Day 265
We were told today that most likely we are doing into further shutdown, a new stay at home order. We haven’t had that in months, yet here we are again. The COVID numbers are skyrocketing, and although many people get this virus and do ok, many people end up in the hospital and the concern is that the ICU’s will soon be overwhelmed. They call it COVID fatigue, that idea that we just can’t do this anymore. The masks, the six feet apart, the canceling of holiday plans, again. And many people don’t do any of those things, which is why we are in this mess again. All I think about when I see the rising numbers is Steven being in the ER and ICU working in Michigan day after day. It keeps me focused when I want this to just all be over.
Many people continued their Thanksgiving travels, planes, trains, and automobiles, not wanting to miss time with their family. The reality is, and the message all month was, have it hard now, or maybe not have some people with us during the holidays next year, but people didn’t listen. So the warnings since Sunday have been this could all go south. It has only been a week, and cases are skyrocketing, and we aren’t even in the thick of it yet. You would think people would listen, especially 265 days into it, stay home, but they didn’t. So now we will be forced to stay home, back on further restrictions, but this time, I am more prepared. I went grocery shopping online, have my holiday shopping almost done, realizing that my birthday is next week, Hanukkah two days later, Christmas, then New Years, and all of it will be spent at home, on my couch. I am grateful though to be healthy and able to spend it here with my immediate family. Learning to figure it out as we go, and learning to not just make it through, but make it better.

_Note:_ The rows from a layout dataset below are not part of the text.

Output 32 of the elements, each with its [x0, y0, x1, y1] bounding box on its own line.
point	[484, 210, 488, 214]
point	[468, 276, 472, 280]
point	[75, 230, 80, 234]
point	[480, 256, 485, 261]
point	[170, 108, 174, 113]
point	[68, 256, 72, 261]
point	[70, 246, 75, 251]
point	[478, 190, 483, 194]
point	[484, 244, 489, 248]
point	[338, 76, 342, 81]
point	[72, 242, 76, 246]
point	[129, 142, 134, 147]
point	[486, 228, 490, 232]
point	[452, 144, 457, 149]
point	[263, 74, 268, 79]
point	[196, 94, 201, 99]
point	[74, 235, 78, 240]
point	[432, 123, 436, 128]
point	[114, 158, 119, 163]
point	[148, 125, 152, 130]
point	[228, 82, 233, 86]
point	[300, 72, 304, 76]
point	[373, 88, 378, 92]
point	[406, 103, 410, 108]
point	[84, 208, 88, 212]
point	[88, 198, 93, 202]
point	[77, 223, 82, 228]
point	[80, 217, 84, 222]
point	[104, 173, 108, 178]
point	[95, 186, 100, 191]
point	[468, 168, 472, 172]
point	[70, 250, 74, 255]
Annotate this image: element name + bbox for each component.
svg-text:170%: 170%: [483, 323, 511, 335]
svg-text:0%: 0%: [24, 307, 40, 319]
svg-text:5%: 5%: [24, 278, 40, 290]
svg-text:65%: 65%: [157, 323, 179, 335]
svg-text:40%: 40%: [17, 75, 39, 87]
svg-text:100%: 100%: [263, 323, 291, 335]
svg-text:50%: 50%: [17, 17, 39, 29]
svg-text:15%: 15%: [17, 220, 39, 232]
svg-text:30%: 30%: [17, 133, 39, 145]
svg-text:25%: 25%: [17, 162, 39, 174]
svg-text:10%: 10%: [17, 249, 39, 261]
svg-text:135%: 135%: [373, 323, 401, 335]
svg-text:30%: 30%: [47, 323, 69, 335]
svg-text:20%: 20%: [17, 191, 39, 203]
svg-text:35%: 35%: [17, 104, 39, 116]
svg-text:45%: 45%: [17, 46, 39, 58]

\Today I realized the importance of creating space, space for my students to come and know that I am here for them. Four days a week I host a digital writing space, just a place for students to come and get caught up, work on projects, connect. It is my way of saying, hey, we are in this together, let’s do this, and here is my virtual hug, a cup of coffee, and words of encouragement. Students selected Holiday Piano Music in the background today, and we work together, sometimes in silence, but it is less lonely, for me and for them. We started our writing club as well today. We are small, but we will grow. Again, learning to focus on the positive, on the present, on the being there. Excited for the new projects we are trying on together. Will share more here next week as we publish.
There are so many things I wish I could do during all this, but I am learning to do what I can and be consistently present as they come and go from our space. Maybe that is the lesson in all this for me right now, learning to be present, consistently and persistently there for my students.